Because of the frequent changes in the editorial staff, Ausra was not able to maintain a consistent editorial line. But its general tendencies are reflected in Basanavicius' introductory remarks in the first issue. He lists the following points as Ausra's raison d'etre: the elevation of national ideals; the development of a national pride based on Lithuania's history; the instillment of love for the Lithuanian language and cultivation of its use; the attainment of national unity and peace with Lithuania's neighbors; and the presentation of pertinent cultural matters. A number of these goals were later adopted by other Lithuanian publications, who also added new elements to the list and sometimes stressed one aspect more than the others. For this reason the period beginning with Ausra's publication and ending with the repeal of the prohibition of the Lithuanian press in 1904 is called Ausros gadyne (The Dawn Period). All the enlightened Lithuanians of the time, particularly the major and minor writers, are called ausrininkai ("The Dawnists").

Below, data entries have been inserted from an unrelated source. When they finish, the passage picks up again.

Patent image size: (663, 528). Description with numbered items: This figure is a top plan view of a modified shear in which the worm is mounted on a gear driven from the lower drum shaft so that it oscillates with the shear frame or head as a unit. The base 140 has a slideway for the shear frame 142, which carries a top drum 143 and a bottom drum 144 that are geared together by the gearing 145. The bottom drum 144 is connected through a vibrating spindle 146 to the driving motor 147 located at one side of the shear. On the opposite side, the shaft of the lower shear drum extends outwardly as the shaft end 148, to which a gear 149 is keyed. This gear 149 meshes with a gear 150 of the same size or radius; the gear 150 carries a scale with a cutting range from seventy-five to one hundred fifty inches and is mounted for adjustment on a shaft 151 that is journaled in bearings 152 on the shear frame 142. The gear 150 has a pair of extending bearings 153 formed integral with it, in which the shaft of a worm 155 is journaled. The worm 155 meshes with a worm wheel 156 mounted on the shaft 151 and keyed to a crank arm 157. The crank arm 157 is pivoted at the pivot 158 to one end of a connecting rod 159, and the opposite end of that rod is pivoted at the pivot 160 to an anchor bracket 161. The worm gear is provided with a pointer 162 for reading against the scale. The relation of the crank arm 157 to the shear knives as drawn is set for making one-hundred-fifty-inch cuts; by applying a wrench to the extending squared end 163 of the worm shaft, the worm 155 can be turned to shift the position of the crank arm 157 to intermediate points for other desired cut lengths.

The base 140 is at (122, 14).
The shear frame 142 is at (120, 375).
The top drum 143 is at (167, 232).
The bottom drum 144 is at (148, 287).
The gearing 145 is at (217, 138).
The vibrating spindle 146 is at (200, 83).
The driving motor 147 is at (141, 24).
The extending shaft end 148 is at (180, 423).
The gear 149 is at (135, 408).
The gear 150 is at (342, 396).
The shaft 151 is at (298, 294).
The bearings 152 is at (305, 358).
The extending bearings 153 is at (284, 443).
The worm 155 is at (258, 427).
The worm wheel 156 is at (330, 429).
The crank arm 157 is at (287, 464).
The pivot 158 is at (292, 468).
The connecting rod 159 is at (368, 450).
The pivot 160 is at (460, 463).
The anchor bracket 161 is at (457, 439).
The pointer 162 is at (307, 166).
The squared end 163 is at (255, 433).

The ausrininkai included the editors and close collaborators of Ausra as well as all the paper's contributors. These were: Jonas Basanavicius, Jonas Andrius Vistelis, Jurgis Miksas, Martynas Jankus, Jonas Sliupas, Jonas Andziulaitis, Mecislovas Davainis Silvestravicius, Juozas Miliauskas, Silvestras Gimzauskas, Stanislovas Dagilis, Petras Arminas, Ksaveras Sakalauskas, Aleksandras Fromas-Guzutis, Antanas Krisciukaitis, Adomas Jakstas - Dambrauskas, Tomas Zickus, Jonas Maciulis-Maironis, Vincas Kudirka, Petras Vileisis, and a number of less significant persons, some of whom never wrote for Ausra but simply supported its goals. Ausra was very influential in the further development of the Lithuanian national movement. It strengthened Lithuanian national aspirations for cultural freedom and political independence.